After stepping down, Moritz let out a long sigh. “Anywho, I hope I didn’t interrupt anything.”
“A lover’s spat!” Ernst corrected with a wave of his hand. “Gotta have em to keep the cogs turning. “
Now, Moritz scoffed. He knew that there was love between the two of them, just sometimes that was shown in a storm of smoke. “I’m sure it is. But what would I know. Melchior almost threw me out of the house because I wouldn’t let him play Kumbaya ‘as a joke’ while we had sex. “
In the next instant of silence, a crashing sound came from upstairs. It sounded like a record hitting the wall and shattering. All three men looked up towards the noise. And only a few seconds later, saw about 10 records go flying past the window, heading towards the sidewalk below.
“Oh, would you look at that,” Moritz sighed as shouts came from above them. “I better go babysit them before they’ve got a knife to each other’s throats.” The slight framed man slowly walked to the window he came from. “Ciao, boys. Ernie, you should come up for a visit when your cookies are all done.”
As Moritz climbed up out the fire escape, Ernst looked back to Hanschen, who was staring at his lover with tired eyes. “These neighbors I swear to God….”

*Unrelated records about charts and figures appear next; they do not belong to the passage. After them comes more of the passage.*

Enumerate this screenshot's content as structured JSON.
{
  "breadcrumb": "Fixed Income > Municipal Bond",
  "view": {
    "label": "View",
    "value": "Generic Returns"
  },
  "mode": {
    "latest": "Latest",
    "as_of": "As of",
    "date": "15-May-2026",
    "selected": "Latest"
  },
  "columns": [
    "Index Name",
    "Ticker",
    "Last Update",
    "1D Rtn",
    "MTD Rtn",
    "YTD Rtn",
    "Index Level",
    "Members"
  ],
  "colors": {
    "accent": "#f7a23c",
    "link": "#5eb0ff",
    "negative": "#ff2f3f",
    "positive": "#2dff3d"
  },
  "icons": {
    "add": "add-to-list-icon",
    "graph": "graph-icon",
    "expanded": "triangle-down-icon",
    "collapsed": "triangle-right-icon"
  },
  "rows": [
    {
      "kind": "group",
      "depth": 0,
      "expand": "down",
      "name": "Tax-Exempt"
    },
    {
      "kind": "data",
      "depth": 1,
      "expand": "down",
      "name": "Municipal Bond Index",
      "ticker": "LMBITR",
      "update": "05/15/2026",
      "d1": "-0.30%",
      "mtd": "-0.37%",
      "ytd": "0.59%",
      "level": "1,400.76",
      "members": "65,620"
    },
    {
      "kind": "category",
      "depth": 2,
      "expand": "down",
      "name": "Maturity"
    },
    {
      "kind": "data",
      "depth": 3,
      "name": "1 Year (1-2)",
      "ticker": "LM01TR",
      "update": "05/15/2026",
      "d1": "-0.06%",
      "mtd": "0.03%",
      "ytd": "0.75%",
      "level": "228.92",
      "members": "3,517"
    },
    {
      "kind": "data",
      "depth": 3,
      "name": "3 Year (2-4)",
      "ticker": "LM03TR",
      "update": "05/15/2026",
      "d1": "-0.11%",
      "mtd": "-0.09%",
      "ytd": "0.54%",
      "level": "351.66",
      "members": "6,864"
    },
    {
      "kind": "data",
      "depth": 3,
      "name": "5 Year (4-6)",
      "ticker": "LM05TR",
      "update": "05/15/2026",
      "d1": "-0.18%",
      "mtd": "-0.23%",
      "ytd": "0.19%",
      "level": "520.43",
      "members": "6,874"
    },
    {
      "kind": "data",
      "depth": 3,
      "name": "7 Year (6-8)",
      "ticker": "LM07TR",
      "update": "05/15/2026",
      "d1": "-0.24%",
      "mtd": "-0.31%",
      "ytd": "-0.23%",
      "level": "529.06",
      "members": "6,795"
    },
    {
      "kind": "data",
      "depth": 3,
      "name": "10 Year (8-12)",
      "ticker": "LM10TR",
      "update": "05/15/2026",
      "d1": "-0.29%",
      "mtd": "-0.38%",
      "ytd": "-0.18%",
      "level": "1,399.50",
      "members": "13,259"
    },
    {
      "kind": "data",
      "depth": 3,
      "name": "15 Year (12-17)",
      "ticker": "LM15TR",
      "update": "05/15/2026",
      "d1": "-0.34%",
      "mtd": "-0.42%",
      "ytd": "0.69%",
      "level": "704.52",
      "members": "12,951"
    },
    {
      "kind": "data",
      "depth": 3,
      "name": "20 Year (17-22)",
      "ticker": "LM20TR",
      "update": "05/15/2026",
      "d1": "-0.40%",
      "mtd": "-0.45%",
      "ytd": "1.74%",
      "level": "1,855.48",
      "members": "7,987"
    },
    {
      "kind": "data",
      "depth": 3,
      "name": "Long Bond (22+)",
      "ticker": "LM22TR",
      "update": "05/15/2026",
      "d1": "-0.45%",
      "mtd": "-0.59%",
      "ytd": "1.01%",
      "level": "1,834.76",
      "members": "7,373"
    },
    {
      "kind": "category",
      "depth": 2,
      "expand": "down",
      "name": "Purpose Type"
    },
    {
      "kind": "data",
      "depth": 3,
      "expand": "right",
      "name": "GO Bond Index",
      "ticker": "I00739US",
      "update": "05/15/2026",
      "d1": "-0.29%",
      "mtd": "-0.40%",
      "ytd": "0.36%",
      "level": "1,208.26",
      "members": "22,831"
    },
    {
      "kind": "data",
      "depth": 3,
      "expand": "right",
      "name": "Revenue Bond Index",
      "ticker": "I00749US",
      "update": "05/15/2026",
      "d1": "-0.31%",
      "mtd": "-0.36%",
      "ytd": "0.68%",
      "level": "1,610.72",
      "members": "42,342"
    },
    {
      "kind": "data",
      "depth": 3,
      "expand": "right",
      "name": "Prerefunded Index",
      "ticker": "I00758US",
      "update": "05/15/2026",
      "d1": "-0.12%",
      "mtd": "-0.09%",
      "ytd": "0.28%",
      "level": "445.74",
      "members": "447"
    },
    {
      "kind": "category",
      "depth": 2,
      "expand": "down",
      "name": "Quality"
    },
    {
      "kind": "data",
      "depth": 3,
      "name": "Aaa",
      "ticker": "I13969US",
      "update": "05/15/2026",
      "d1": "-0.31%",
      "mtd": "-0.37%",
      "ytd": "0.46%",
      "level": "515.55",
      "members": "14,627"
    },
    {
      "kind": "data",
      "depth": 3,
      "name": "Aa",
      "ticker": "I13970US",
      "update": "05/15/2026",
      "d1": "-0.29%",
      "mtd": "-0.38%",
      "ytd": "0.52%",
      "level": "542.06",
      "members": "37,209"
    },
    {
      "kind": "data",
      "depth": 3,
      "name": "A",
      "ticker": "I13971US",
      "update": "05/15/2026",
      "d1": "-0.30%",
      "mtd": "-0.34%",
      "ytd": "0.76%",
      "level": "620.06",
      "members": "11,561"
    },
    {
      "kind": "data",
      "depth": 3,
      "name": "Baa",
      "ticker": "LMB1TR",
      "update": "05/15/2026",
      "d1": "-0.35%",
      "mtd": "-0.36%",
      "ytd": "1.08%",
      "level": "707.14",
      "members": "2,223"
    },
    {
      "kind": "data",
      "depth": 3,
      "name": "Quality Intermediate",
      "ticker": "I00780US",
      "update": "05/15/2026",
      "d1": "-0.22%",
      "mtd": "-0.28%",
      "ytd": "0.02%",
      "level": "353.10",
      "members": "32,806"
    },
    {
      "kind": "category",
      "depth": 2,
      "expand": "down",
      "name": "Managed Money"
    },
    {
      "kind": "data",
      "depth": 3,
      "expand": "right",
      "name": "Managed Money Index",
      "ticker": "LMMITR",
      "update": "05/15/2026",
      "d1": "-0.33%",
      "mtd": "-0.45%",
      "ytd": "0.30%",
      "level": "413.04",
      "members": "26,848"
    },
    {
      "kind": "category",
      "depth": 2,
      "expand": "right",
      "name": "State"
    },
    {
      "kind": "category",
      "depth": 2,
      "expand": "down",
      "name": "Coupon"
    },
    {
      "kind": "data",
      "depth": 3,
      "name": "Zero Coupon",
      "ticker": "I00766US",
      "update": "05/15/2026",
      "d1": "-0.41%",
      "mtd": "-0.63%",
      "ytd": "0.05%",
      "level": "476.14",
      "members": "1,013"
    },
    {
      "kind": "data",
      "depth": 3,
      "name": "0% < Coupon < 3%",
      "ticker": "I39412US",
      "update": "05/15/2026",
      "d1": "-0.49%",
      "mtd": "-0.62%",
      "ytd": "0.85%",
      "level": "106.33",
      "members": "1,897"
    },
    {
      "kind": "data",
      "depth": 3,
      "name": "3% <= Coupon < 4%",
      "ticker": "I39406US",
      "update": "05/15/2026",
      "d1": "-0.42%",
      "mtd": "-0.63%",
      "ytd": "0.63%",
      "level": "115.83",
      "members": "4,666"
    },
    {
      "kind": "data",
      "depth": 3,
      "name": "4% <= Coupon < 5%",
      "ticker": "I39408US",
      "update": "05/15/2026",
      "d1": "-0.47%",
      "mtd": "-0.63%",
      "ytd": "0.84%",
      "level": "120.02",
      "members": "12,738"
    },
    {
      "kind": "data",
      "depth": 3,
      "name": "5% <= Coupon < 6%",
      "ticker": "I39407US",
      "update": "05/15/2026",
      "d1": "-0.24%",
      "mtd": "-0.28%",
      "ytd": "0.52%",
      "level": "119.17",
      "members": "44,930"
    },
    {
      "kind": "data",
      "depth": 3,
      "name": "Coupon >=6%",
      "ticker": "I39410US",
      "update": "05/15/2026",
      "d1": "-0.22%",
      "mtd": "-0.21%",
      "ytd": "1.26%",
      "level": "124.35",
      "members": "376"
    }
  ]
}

“I think it makes the neighborhood feel more….homey,” Ernst sighed wistfully, looking up to see most of the smoke was now fanned out of their tiny apartment.
Hanschen was about to just roll his eyes and go get out of his work clothes before he paused. “Wait….” He muttered before looking over to Ernst. “All this smoke and our fire detectors didn’t go off? Are there not any batteries in them or…?”
Ernst’s nervous shrug spoke a thousand words to Hans, who couldn’t help but smile just a little bit at his idiot of a boyfriend.